De allí que, pese a los tropiezos que han tenido los proyectos de acto legislativo en el 2011 y el 2019, el carácter de derecho fundamental del acceso del internet puede estar solventado el artículo 94 constitucional, que ya fue empleado por la jurisprudencia para la filiación real, habeas data, mínimo vital, protección a las víctimas y la negativa frente sobre el porte de armas.

 

Sin embargo, hay mucho trabajo aún y no solo de percepción o reconocimiento.

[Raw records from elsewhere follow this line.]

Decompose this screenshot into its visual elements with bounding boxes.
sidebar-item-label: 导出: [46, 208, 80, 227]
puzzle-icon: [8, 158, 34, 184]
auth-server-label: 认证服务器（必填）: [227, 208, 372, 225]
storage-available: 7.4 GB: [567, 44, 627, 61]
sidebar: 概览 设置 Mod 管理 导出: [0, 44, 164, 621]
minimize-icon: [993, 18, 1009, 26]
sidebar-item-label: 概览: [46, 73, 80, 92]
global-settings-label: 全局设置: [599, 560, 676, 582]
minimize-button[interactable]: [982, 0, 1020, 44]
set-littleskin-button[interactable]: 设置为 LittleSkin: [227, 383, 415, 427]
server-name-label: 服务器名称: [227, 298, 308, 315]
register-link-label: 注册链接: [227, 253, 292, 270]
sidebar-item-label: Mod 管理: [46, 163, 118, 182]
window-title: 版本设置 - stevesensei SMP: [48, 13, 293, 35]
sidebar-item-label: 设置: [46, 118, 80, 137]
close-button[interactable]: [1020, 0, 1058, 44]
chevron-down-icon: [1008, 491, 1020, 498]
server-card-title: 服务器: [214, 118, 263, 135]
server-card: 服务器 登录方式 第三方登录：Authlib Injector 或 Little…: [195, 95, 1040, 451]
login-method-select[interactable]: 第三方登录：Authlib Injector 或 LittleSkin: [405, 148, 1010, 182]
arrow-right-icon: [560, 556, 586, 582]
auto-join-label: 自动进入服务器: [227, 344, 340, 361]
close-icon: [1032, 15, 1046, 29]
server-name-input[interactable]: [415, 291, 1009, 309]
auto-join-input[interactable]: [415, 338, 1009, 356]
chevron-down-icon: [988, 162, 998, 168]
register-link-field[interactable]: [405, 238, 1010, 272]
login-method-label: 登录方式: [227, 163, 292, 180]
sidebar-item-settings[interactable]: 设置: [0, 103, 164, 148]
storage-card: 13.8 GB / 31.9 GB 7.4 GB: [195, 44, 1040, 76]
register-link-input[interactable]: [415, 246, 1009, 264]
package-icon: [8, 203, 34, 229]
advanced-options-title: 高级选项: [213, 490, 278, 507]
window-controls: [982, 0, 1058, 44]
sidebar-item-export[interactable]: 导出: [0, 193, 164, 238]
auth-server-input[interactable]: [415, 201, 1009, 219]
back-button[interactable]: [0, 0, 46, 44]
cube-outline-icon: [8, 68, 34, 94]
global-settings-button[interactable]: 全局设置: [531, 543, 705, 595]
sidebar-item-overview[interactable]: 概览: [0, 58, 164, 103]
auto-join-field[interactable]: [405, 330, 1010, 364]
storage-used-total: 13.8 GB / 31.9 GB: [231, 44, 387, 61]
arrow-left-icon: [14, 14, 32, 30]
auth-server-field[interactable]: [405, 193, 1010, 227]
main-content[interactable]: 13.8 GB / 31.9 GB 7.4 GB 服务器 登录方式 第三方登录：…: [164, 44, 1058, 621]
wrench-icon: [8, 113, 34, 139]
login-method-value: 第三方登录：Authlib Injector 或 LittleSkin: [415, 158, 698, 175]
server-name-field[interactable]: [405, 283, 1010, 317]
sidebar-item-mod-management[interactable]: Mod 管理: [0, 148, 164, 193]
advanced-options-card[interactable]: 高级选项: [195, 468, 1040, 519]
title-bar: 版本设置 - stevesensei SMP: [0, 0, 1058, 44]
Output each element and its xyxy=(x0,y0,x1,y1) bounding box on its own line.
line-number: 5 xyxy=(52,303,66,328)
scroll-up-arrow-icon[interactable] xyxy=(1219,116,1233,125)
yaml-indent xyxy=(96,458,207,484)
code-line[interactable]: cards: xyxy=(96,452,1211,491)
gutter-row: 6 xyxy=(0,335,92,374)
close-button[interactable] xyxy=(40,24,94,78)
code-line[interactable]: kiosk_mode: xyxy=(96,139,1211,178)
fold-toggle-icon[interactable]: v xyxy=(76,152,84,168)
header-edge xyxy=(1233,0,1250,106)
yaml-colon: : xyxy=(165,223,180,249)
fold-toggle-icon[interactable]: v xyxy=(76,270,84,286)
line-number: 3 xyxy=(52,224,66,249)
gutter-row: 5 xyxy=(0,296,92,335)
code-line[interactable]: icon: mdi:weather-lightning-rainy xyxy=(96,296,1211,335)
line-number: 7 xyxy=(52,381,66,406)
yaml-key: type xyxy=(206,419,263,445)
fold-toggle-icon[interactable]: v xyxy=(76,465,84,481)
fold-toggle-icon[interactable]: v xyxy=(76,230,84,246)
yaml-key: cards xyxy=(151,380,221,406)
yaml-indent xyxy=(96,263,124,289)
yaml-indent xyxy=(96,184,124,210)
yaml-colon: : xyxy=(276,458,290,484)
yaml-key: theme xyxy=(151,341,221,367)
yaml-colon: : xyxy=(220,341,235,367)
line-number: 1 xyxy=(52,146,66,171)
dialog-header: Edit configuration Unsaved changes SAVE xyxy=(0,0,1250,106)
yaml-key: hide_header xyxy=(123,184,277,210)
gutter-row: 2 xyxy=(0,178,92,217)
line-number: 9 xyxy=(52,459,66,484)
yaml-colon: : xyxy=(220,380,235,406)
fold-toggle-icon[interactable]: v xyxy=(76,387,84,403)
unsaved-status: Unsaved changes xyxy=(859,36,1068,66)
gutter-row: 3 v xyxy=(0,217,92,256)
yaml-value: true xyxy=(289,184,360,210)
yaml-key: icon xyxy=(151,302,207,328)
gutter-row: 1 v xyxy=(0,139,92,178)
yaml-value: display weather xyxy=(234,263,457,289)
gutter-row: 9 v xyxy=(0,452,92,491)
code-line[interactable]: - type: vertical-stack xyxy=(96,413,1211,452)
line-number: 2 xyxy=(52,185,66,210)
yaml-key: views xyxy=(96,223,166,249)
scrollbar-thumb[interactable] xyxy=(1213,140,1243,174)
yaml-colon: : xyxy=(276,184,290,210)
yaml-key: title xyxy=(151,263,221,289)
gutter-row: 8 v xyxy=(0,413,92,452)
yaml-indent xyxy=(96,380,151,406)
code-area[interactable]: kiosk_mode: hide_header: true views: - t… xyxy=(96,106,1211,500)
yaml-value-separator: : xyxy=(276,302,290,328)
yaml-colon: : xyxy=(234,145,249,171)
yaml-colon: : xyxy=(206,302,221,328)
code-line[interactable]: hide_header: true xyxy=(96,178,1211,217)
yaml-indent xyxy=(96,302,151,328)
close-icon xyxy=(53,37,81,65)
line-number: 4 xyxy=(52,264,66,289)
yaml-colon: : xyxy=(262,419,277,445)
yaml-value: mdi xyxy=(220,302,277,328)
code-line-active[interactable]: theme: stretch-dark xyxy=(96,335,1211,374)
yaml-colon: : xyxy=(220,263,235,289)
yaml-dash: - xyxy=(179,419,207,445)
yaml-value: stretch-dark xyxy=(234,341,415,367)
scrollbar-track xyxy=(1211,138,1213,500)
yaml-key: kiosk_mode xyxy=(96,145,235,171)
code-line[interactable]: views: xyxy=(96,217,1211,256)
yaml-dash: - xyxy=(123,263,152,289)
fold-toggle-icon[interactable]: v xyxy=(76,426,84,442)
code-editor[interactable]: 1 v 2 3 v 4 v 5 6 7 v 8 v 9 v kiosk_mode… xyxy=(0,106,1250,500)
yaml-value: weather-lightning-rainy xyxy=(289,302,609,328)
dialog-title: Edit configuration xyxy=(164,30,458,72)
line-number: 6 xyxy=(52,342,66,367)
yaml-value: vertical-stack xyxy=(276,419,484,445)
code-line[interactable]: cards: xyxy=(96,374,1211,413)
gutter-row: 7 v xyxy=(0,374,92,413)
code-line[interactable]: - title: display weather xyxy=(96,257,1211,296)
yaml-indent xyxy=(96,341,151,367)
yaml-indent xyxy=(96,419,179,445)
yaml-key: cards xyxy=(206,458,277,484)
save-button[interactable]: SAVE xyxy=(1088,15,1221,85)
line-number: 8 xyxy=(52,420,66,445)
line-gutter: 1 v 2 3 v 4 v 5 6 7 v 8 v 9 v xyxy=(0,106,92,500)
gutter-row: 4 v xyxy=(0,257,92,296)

Esto es si se toma en cuenta comparativamente el boletín del último trimestre del 2019 del Ministerio de Tecnologías de la Información y las Comunicaciones (Mintic), donde se habla que solo 6,9 millones hogares tienen acceso a este servicio, y el dictado por el Dane, en febrero del 2020, que confirma una población de 50.372.424, con cada vez más hogares de tipo unipersonal. Esto integrado con la situación, descrita por el Mintic, de departamentos como Vichada, Guainía, Amazonas y San Andrés y Providencia que contaban con una velocidad de descarga promedio de internet fijo, en lo residencial, entre 1,0 y 1,6 mbps, frente a uno nacional de 10,8 mbps. De suerte que la brecha digital, como la económica y social, sigue siendo amplia, problemática y un reflejo del largo camino que espera.

 

Así las cosas, la adecuación restringida por muchos factores que son ampliamente conocidos (y que no se limitan a que pueda llegar las redes), muestran que no estamos aún encaminados, como en muchos otros aspectos, a las exigencias sociales y globales. De tal modo, la realidad resulta más inverosímil de lo que se cree y se suele optar por tomar las advertencias no atendidas como una expresión casi profética, tal como sucedió con lo expresado por Bill Gates, en la Conferencia de Seguridad en Múnich, en el 2017, cuando decía “para luchar contra las pandemias globales, también se debe luchar contra la pobreza”. Al final, se termina, como suele pasar, añorando más lo complejidad de lo deseable, que la atención propia a lo previsible.